18. I [Brooks] bring you news of 3 books that may intrigue you.
*** a. One, Unknown Soldier and its informative website http://www.joshuadysart.com/wp/. I am indebted to a short NYT article which alerted me to this book which focuses on the ongoing war in northern Uganda, the government vs. LRA. Who knew that this topic would interest the comic book world, but it has. I confess to not having read it, but we now have a hero in UG instead of political villains.
*** b. Two, Forgotten Africa: An Introduction to its Archeology written in 2004 by expert Graham Connah. It is addressed to us laity in the topic and has 29 shortshort chapters each with reading recommendations for extended study. Great maps and illustrations. Want more?ŃConnah's second edition of African Civilizations: An Archeological Perspective (2001).

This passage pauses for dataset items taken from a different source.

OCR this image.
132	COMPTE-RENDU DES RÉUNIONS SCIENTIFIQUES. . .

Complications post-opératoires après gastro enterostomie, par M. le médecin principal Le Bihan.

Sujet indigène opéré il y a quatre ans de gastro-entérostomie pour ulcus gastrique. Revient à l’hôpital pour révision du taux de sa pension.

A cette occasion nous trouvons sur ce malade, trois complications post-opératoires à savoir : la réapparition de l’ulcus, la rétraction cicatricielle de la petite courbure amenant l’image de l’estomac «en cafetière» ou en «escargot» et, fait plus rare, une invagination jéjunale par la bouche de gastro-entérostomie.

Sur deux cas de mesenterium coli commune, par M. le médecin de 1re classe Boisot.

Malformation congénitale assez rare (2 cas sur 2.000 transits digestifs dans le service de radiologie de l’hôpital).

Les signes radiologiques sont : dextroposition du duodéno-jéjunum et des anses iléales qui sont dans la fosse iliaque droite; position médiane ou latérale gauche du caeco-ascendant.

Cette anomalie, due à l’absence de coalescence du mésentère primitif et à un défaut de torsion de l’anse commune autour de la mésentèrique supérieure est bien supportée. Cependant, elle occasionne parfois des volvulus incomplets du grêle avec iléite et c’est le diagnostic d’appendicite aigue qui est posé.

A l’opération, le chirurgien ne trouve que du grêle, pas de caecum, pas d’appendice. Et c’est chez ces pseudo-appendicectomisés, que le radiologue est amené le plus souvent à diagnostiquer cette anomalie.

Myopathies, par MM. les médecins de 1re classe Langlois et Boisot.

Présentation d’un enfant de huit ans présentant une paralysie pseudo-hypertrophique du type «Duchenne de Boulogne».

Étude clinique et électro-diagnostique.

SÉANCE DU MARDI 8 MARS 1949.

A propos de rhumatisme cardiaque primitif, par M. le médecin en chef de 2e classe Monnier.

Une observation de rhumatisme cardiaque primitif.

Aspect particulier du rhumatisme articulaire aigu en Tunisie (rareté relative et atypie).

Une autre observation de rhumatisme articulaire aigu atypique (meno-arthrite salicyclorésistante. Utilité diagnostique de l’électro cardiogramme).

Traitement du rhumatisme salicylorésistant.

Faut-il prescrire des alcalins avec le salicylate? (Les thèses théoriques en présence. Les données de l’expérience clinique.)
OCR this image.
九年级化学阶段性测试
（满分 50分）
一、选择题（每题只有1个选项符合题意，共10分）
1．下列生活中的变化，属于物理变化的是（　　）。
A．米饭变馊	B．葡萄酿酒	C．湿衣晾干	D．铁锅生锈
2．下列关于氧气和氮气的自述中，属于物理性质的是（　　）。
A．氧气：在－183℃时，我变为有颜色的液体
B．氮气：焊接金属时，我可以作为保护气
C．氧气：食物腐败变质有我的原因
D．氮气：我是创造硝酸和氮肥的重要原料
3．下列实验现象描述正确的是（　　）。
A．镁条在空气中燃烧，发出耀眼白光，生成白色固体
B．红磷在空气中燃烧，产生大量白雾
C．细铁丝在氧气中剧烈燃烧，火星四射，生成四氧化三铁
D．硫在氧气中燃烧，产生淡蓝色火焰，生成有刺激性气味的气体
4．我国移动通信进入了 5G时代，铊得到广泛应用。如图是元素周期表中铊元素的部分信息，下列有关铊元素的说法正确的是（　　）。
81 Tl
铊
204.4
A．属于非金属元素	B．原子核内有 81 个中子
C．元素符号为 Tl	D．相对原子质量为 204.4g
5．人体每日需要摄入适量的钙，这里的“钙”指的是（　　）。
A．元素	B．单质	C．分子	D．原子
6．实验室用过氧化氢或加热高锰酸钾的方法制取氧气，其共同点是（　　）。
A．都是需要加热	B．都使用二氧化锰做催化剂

*** c. Three, a beauty of a book although admittedly esoteric,
The Meanings of Timbuktu by Shamil Jeppie and Souleymane Bachir Diagne. I am
half way through this book and have been admittedly motivated by my own visit
to Timbuktu in 2007. But who knew that I'd find a clear and concise history of
West Africa in the chapter on paper in the Sudan (did you know that we owe
Buddhist monks for the dissemination of the glories of paper?).
While these books represent the joys of retirement, the
first two titles are easily accessed by current teachers.